Entspannung an der Pipi-Front
Wenn Kinder und Jugendliche einnässen, erhalten sie im Kath. Kinderkrankenhaus Wilhelmstift Hilfe – dank der sogenannten Urotherapie. Im Interview empfiehlt Urotherapeutin Andrea Mühlbrecht-Lorenz betroffenen Eltern: „Bleiben Sie entspannt.“
Frau Mühlbrecht-Lorenz, Sie arbeiten seit zwölf Jahren als Urotherapeutin. Was verbirgt sich dahinter?
Vereinfacht gesagt: Wir kümmern uns um Kinder, die einnässen – ob am Tag oder in der Nacht oder beides. In der Regel gibt es die Möglichkeit, durch Verhaltenstherapie etwas zu ändern und das ist der Schwerpunkt der Urotherapie.
Die drängendste aller Fragen lautet für Eltern: Wann muss mein Kind trocken sein?
Bis zum Schuleintrittsalter mit fünfeinhalb, sechs Jahren ist das Einnässen durchaus noch normal. Häufig ist es der Druck aus dem Umfeld oder aus der eigenen Familie, schon vorher etwas zu ändern. Unsere wichtigste Botschaft lautet: Bleiben Sie entspannt! Es kommt durchaus vor, dass in jugendlichem Alter das Einnässen noch besteht – vor allem nachts.
Kann auch ein organischer Schaden die Ursache für das Einnässen sein?

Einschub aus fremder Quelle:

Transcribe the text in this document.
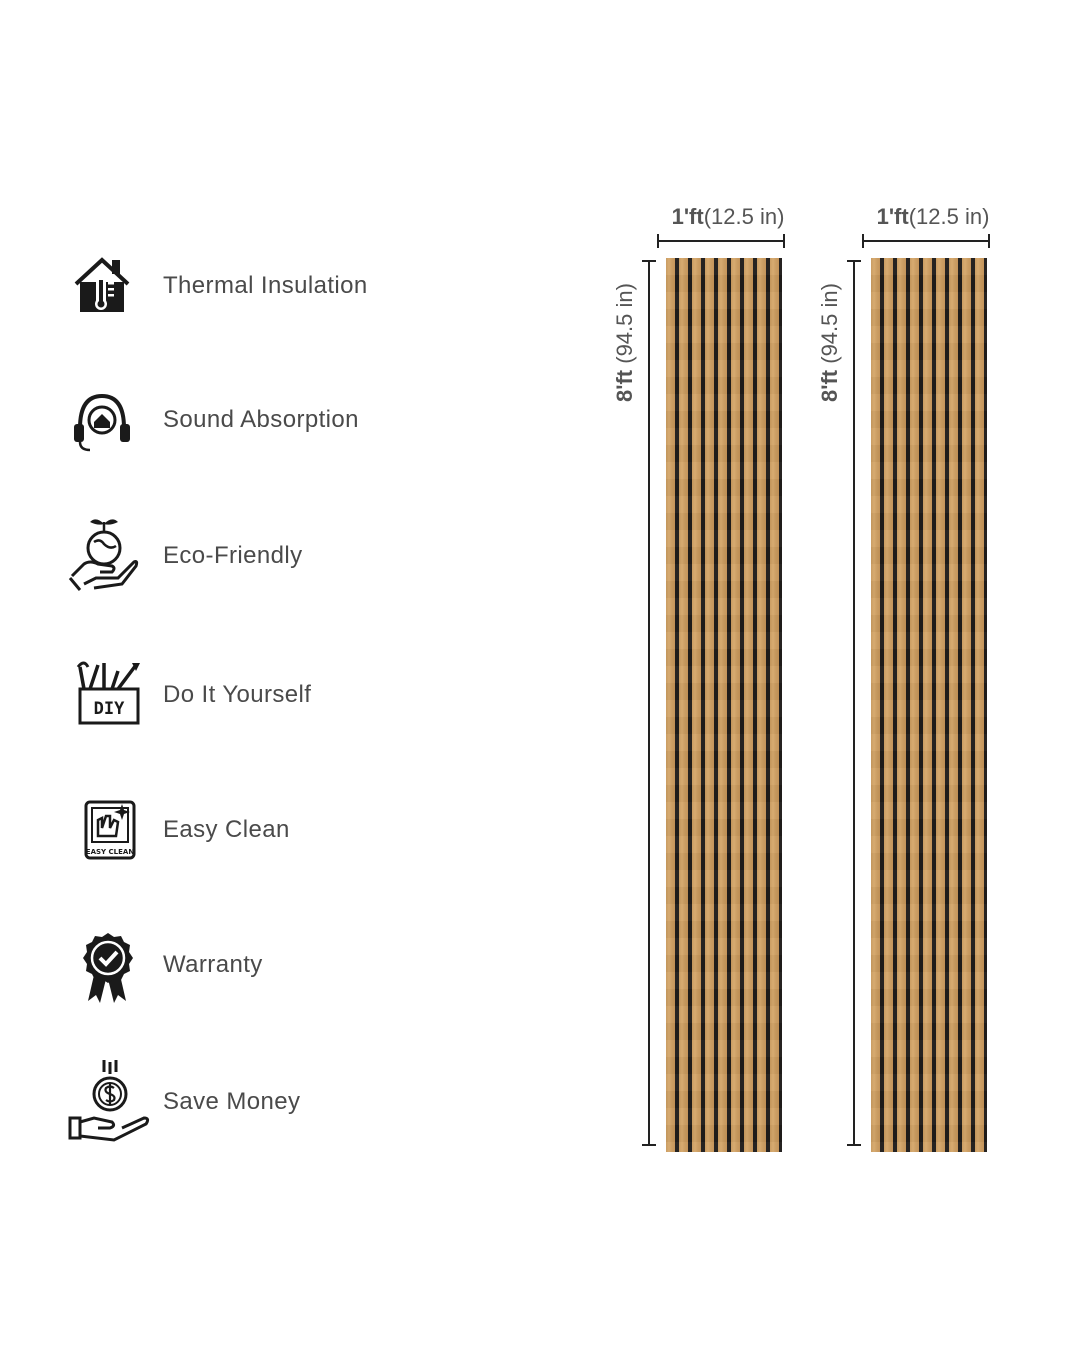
Thermal Insulation
Sound Absorption
Eco-Friendly
DIY
Do It Yourself
EASY CLEAN
Easy Clean
Warranty
Save Money
1'ft(12.5 in)
8'ft (94.5 in)
1'ft(12.5 in)
8'ft (94.5 in)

Es gibt natürlich organische Ursachen, die wir dann im Rahmen der Kinderurologie am Wilhelmstift abklären und behandeln. Dem überwiegenden Teil der Kinder, die zu uns kommen, kann aber durch Verhaltenstherapie geholfen werden.
Was passiert bei der Urotherapie? Wie gehen Sie vor?
Am Anfang steht ein Telefonat mit den Eltern und eine Art Tagebuch, in dem zwei Tage lang unter anderem die Trink- und Urinmenge notiert wird. Hinzu kommt ein Beobachtungsprotokoll über 14 Tage. An einem Diagnostiktag analysieren wir dann mit Hilfe computerunterstützter Urinmessung und Ultraschall, wieviel Urin wie schnell und auf welche Weise ausgeschieden wird und ob es Restharn gibt. Mit den Kindern erarbeiten wir dann zusammen die weitere Vorgehensweise – die Verhaltenstherapie steht dabei im Vordergrund, unterstützt durch die Eltern. Bei Bedarf kommen im Verlauf Medikamente oder Hilfsmittel zum Einsatz, wie etwa eine spezielle Hose mit einem Sensor, der bei Feuchtigkeit klingelt.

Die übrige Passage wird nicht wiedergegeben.